Another parishioner from St. Paul, Mary Jane Wahl, felt “happy and grateful” for being back at Mass. There were some adjustments to be made. There were less people; the people in the pews were socially distant from each other; everyone wore masks; and the priest and deacon brought communion to her in the pew.

Change is never easy, but what made Wahl a little more at ease was sitting close to the spot in the pews she normally sat when she went to Mass before the pandemic struck. And, of course, just being with others in church, too.

“We were away for so long,” she said.  “It was so nice to see people gathered together.”

It made her emotional, grateful and smiley, she said – especially when she received the Eucharist for the first time in a long time.She said the biggest lesson she learned throughout the time not being able to attend Mass in person with other was “not to take this for granted,” she said.


Gratefulness was also rampant among other parishioners across the diocese.

At St. Pius X Church, in Lombard, for in- stance, Pat Incrocci teared up during the Mass. Her emotions ran particularly high when she received the Eucharist.

For weeks, she watched Masses online, but that only increased her hunger for the Eucharist.

“I felt empty and lost,” she said when an online Mass showed the time when people would normally receive the Eucharist in person. She, like all the parishioners interviewed for this article, said she did not feel fear about getting the coronavirus.

In fact, one reason could be is that she knows how much work goes into sanitizing the church for people to be safe. After she attended the 8 a.m. Sunday Mass on the first weekend the churches re-opened, she was part of the cleaning crew who wiped down the pews and kneelers to make sure the parishioners attending the next, 10 a.m. Mass, would not encounter any harmful germs.

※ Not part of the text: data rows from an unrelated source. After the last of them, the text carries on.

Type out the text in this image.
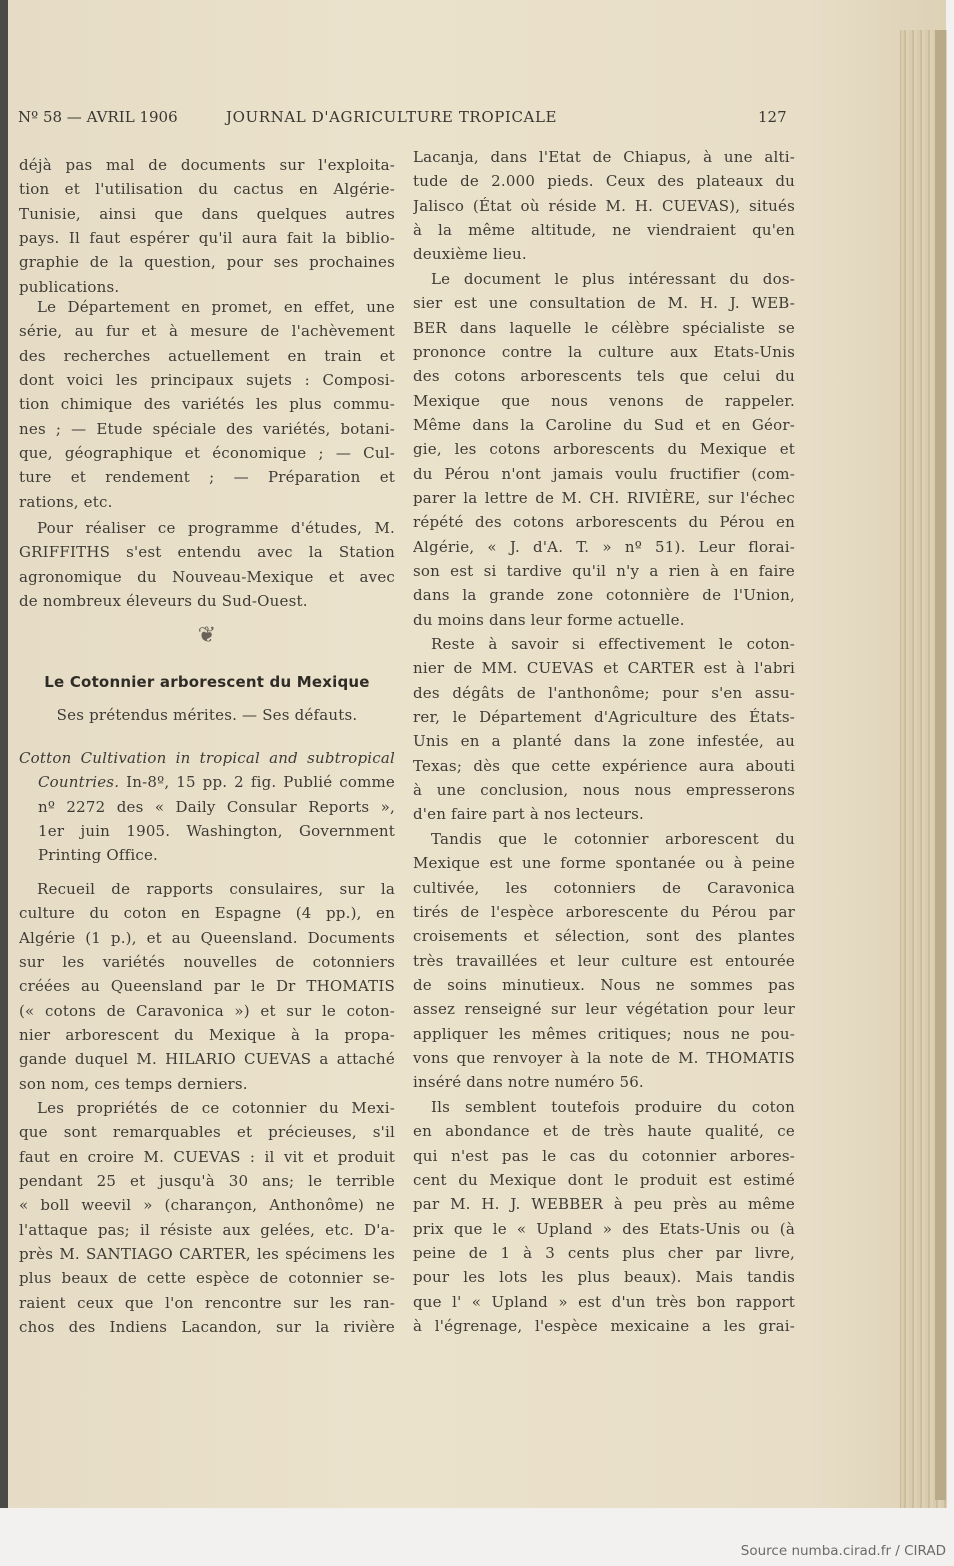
Nº 58 — AVRIL 1906	JOURNAL D'AGRICULTURE TROPICALE	127
déjà pas mal de documents sur l'exploita-
tion et l'utilisation du cactus en Algérie-
Tunisie, ainsi que dans quelques autres
pays. Il faut espérer qu'il aura fait la biblio-
graphie de la question, pour ses prochaines
publications.
Le Département en promet, en effet, une
série, au fur et à mesure de l'achèvement
des recherches actuellement en train et
dont voici les principaux sujets : Composi-
tion chimique des variétés les plus commu-
nes ; — Etude spéciale des variétés, botani-
que, géographique et économique ; — Cul-
ture et rendement ; — Préparation et
rations, etc.
Pour réaliser ce programme d'études, M.
GRIFFITHS s'est entendu avec la Station
agronomique du Nouveau-Mexique et avec
de nombreux éleveurs du Sud-Ouest.
❦
Le Cotonnier arborescent du Mexique
Ses prétendus mérites. — Ses défauts.
Cotton Cultivation in tropical and subtropical
Countries. In-8º, 15 pp. 2 fig. Publié comme
nº 2272 des « Daily Consular Reports »,
1er juin 1905. Washington, Government
Printing Office.
Recueil de rapports consulaires, sur la
culture du coton en Espagne (4 pp.), en
Algérie (1 p.), et au Queensland. Documents
sur les variétés nouvelles de cotonniers
créées au Queensland par le Dr THOMATIS
(« cotons de Caravonica ») et sur le coton-
nier arborescent du Mexique à la propa-
gande duquel M. HILARIO CUEVAS a attaché
son nom, ces temps derniers.
Les propriétés de ce cotonnier du Mexi-
que sont remarquables et précieuses, s'il
faut en croire M. CUEVAS : il vit et produit
pendant 25 et jusqu'à 30 ans; le terrible
« boll weevil » (charançon, Anthonôme) ne
l'attaque pas; il résiste aux gelées, etc. D'a-
près M. SANTIAGO CARTER, les spécimens les
plus beaux de cette espèce de cotonnier se-
raient ceux que l'on rencontre sur les ran-
chos des Indiens Lacandon, sur la rivière
Lacanja, dans l'Etat de Chiapus, à une alti-
tude de 2.000 pieds. Ceux des plateaux du
Jalisco (État où réside M. H. CUEVAS), situés
à la même altitude, ne viendraient qu'en
deuxième lieu.
Le document le plus intéressant du dos-
sier est une consultation de M. H. J. WEB-
BER dans laquelle le célèbre spécialiste se
prononce contre la culture aux Etats-Unis
des cotons arborescents tels que celui du
Mexique que nous venons de rappeler.
Même dans la Caroline du Sud et en Géor-
gie, les cotons arborescents du Mexique et
du Pérou n'ont jamais voulu fructifier (com-
parer la lettre de M. CH. RIVIÈRE, sur l'échec
répété des cotons arborescents du Pérou en
Algérie, « J. d'A. T. » nº 51). Leur florai-
son est si tardive qu'il n'y a rien à en faire
dans la grande zone cotonnière de l'Union,
du moins dans leur forme actuelle.
Reste à savoir si effectivement le coton-
nier de MM. CUEVAS et CARTER est à l'abri
des dégâts de l'anthonôme; pour s'en assu-
rer, le Département d'Agriculture des États-
Unis en a planté dans la zone infestée, au
Texas; dès que cette expérience aura abouti
à une conclusion, nous nous empresserons
d'en faire part à nos lecteurs.
Tandis que le cotonnier arborescent du
Mexique est une forme spontanée ou à peine
cultivée, les cotonniers de Caravonica
tirés de l'espèce arborescente du Pérou par
croisements et sélection, sont des plantes
très travaillées et leur culture est entourée
de soins minutieux. Nous ne sommes pas
assez renseigné sur leur végétation pour leur
appliquer les mêmes critiques; nous ne pou-
vons que renvoyer à la note de M. THOMATIS
inséré dans notre numéro 56.
Ils semblent toutefois produire du coton
en abondance et de très haute qualité, ce
qui n'est pas le cas du cotonnier arbores-
cent du Mexique dont le produit est estimé
par M. H. J. WEBBER à peu près au même
prix que le « Upland » des Etats-Unis ou (à
peine de 1 à 3 cents plus cher par livre,
pour les lots les plus beaux). Mais tandis
que l' « Upland » est d'un très bon rapport
à l'égrenage, l'espèce mexicaine a les grai-
Source numba.cirad.fr / CIRAD
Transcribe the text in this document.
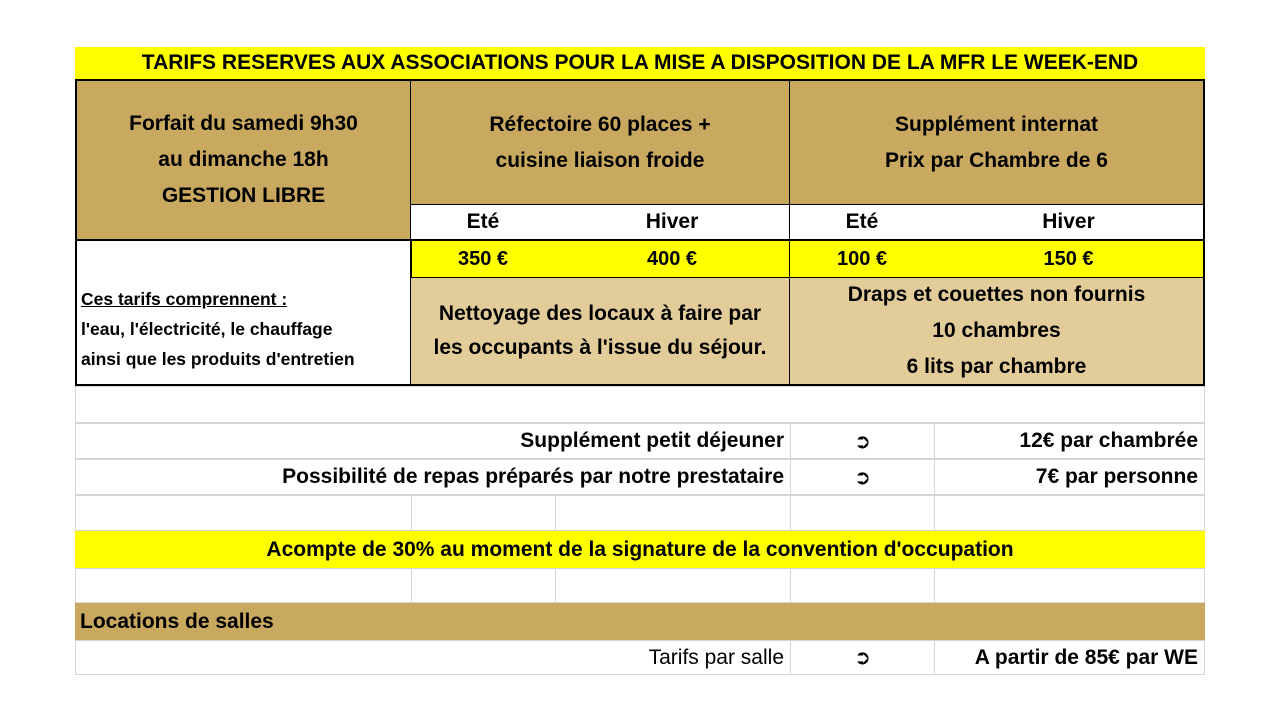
TARIFS RESERVES AUX ASSOCIATIONS POUR LA MISE A DISPOSITION DE LA MFR LE WEEK-END
Forfait du samedi 9h30
au dimanche 18h
GESTION LIBRE
Réfectoire 60 places +
cuisine liaison froide
Supplément internat
Prix par Chambre de 6
Eté	Hiver	Eté	Hiver
350 €	400 €	100 €	150 €
Ces tarifs comprennent :
l'eau, l'électricité, le chauffage
ainsi que les produits d'entretien
Nettoyage des locaux à faire par
les occupants à l'issue du séjour.
Draps et couettes non fournis
10 chambres
6 lits par chambre
Supplément petit déjeuner	➲	12€ par chambrée
Possibilité de repas préparés par notre prestataire	➲	7€ par personne
Acompte de 30% au moment de la signature de la convention d'occupation
Locations de salles
Tarifs par salle	➲	A partir de 85€ par WE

Frank D. DiMatteo, another parishioner from St. Pius X Church, attended many online Masses when churches were not open. He saw Masses that were held in Singapore, Toronto, Kansas City, Fort Collins and watched Masses presided over by two nationally known priests, Bishop Robert Barron and Father Michael Schmitz.

But, nothing — nothing — compared to going to Mass in person, especially to receive the Eucharist. He felt elation and joy.

His faith is strong, he said, and so, when asked what was the biggest change he experienced as the result of the time-out from receiving the sacraments, he said he was going to have more of a missionary discipleship mindset from now on.

He plans to be more of a witness and tell others that he attends Mass every week, not because he’s obligated to, but because the Mass is where “heaven meets earth” and where he — and others — can encounter Jesus in the Eucharist.